If you have a $300,000 balance at 6.5% with 25 years left, your payment is roughly $2,025. If you refinance to a new 30-year loan at 5.0% with $5,000 in closing costs, your new payment drops to $1,610. That is a monthly savings of $415. You would "break even" on the closing costs in just 12 months.
Understanding the Break-Even Point
The break-even point is the most critical metric in a mortgage refinance. It tells you exactly how many months you need to stay in the home to recover the closing costs. To calculate this manually, you divide the total closing costs by your monthly payment savings.
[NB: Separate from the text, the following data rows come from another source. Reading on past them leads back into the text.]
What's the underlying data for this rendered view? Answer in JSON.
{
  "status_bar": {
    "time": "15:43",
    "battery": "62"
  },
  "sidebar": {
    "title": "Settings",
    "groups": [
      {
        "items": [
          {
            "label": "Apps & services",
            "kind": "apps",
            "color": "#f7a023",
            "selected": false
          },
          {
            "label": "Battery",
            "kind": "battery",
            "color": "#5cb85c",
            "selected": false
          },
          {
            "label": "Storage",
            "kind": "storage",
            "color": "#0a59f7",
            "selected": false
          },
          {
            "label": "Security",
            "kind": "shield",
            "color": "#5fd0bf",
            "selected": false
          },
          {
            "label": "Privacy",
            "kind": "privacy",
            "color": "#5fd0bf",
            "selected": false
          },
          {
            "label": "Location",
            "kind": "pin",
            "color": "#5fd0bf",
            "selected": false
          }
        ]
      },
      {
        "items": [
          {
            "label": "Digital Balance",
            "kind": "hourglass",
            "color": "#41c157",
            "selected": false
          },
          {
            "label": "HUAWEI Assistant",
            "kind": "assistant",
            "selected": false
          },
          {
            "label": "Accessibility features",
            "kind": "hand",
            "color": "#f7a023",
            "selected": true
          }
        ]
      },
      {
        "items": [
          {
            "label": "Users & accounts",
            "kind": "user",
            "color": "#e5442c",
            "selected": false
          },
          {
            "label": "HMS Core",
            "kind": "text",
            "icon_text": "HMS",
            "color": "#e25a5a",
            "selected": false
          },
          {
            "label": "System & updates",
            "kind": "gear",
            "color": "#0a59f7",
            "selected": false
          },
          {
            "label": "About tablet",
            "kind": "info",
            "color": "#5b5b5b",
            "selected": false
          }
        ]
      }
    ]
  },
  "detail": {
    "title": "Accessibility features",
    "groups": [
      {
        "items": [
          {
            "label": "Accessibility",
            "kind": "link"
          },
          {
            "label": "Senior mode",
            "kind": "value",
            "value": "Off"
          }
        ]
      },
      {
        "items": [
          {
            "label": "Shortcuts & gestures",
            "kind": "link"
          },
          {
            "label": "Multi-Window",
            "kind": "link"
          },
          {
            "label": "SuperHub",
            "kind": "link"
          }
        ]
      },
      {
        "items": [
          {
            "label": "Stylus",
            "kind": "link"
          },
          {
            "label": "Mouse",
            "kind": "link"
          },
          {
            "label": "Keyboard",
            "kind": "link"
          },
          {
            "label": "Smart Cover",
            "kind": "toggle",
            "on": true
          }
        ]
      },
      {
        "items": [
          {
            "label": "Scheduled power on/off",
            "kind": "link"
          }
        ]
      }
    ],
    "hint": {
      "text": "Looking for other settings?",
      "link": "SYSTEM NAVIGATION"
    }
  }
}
If your break-even point is 36 months, but you plan on selling the house in 24 months, refinancing would actually cost you money rather than saving it.
Key Factors That Influence Refinance Savings
- Interest Rate Differential: Traditionally, a drop of 0.75% to 1% is the benchmark for a "worthwhile" refinance.
- Closing Costs: These typically range from 2% to 5% of the loan amount. They include appraisal fees, title insurance, and origination points.
- Loan Term: If you reset a 20-year remaining balance to a new 30-year term, your monthly payment will drop significantly, but you might pay more total interest over time. Always check the "Total Interest Savings" metric.
FAQs About Refinancing
Should I refinance if my rate only drops by 0.5%?
It depends on your loan balance. On a $500,000 loan, a 0.5% drop results in significant monthly savings. On a $100,000 loan, the savings might not cover the closing costs quickly enough.
Can I wrap closing costs into the loan?
Yes, this is common. However, it increases your principal balance, which means you will pay interest on those fees for the life of the loan.